What happens when latent lesbian Dr. Natalie Jenner meets heart-stopping paramedic Charlie Thompson? Perhaps it’s just what the doctor ordered.
Natalie Jenner practices medicine and heterosexuality, though she’s much better at one than the other.
When Charlie Thompson, a heart-stopping butch 15 years her junior, joins the hospital staff as a paramedic, it becomes queer—er, clear—exactly which of Natalie’s practices isn’t making all that much progress.
Natalie’s urgent urge for Charlie delivers more shock to her system than a defibrillator ever could. Charlie is similarly smitten, even though she knows the prognosis is negative.
Because this relationship is hardly what the doctor ordered.
Natalie has a husband, a daughter with developmental delays, and a commitment to cheat on her life without compunction or consequence.
Their affair is touch-and-go in every sense. Even as Natalie emerges from her comatose lesbianism, she remains in critical condition, especially when she experiences what Charlie calls a “straight girl freak-out.”
Natalie’s freak-outs become frequent, her vow to do no harm applied exclusively to patients. But instead of drafting a DNR, the paramedic persists in performing CPR.
Can Charlie stabilize this relationship, or is it fated to flat-line?
Much like the characters’ romance, the pulse of the novel is low and slow. Sexual tension must evolve. Readers want to observe the accumulation of the characters’ ardor, not just its culmination. We want to discover what each woman finds alluring and appealing about the other.
This is difficult to achieve not only because the romance is rushed, but also because the characterizations are reminiscent of a hospital gown: flimsy and formless. We see no evidence of Natalie’s purported potency as a love interest. There is nothing about her that is laudable, let alone likeable. She is childish and churlish, aggressive and possessive.
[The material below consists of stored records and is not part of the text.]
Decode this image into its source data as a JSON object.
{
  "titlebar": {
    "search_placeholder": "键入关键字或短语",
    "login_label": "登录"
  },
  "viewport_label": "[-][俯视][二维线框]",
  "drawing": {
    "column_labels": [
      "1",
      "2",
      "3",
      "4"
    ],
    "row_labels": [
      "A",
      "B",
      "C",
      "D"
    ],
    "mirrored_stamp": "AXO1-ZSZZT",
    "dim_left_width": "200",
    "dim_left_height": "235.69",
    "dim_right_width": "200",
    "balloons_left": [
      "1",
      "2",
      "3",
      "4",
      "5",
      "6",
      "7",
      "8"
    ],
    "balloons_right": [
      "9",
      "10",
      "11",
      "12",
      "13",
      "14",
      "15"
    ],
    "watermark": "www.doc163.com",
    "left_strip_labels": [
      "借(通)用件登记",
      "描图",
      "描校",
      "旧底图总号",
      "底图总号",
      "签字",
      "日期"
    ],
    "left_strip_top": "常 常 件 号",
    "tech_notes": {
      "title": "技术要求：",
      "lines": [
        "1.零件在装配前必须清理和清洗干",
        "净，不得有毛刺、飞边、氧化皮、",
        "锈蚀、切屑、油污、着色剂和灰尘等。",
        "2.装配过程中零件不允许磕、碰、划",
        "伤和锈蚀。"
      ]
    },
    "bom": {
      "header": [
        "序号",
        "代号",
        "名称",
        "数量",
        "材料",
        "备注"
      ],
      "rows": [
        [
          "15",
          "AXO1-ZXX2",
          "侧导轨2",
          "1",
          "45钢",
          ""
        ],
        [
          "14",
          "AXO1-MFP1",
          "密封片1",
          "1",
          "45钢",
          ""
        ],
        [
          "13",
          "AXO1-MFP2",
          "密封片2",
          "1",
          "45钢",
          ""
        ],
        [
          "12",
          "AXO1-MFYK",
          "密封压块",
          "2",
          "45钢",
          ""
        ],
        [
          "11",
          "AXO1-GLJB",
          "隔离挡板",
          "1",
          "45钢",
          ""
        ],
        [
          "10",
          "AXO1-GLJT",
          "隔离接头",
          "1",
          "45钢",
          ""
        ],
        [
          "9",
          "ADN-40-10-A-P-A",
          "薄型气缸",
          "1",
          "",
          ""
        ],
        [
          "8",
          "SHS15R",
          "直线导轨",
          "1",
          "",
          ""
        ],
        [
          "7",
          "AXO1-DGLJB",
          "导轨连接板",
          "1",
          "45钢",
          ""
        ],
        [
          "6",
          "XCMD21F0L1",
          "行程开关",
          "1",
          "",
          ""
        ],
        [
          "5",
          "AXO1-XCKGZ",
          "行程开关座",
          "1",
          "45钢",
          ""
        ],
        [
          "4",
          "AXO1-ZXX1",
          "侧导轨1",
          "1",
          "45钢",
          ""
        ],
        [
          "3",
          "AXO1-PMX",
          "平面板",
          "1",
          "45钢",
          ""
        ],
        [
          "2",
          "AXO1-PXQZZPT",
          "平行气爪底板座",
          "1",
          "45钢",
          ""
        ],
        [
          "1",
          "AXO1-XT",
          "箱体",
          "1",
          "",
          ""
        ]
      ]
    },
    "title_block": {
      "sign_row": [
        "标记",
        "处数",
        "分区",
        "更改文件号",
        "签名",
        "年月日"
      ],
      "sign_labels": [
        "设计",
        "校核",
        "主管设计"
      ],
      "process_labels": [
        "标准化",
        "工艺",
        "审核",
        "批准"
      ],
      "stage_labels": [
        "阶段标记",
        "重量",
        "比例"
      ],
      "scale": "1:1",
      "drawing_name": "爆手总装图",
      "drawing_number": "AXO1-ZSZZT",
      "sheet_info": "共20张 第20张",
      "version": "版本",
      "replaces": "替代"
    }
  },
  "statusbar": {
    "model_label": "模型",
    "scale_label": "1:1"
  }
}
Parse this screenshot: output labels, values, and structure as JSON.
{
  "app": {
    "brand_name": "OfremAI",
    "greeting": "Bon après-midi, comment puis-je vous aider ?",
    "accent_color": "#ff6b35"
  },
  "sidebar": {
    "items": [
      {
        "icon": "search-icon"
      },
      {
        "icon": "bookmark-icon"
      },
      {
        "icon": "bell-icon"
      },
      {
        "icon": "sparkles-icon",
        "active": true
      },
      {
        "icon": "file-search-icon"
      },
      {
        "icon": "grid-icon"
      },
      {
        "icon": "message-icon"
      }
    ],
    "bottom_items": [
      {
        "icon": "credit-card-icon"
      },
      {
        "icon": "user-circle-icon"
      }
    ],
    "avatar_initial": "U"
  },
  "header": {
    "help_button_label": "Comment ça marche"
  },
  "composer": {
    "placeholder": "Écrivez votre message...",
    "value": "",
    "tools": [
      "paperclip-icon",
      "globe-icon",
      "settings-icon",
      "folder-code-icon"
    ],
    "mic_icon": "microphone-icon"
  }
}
Conversely, Charlie is characterized as competent and confident, but that’s the extent of her.
When it comes to characters, an intravenous approach should be taken: in order for readers to invest in and empathize with Natalie and Charlie, we need to go IV-deep into their emotions and personalities. This would enable the dialogue to distinguish, not extinguish, the characters’ individuality. It would enable readers to cheer on, not jeer at, the characters’ relationship. And it would enable me to prescribe, not proscribe, Searching for Forever.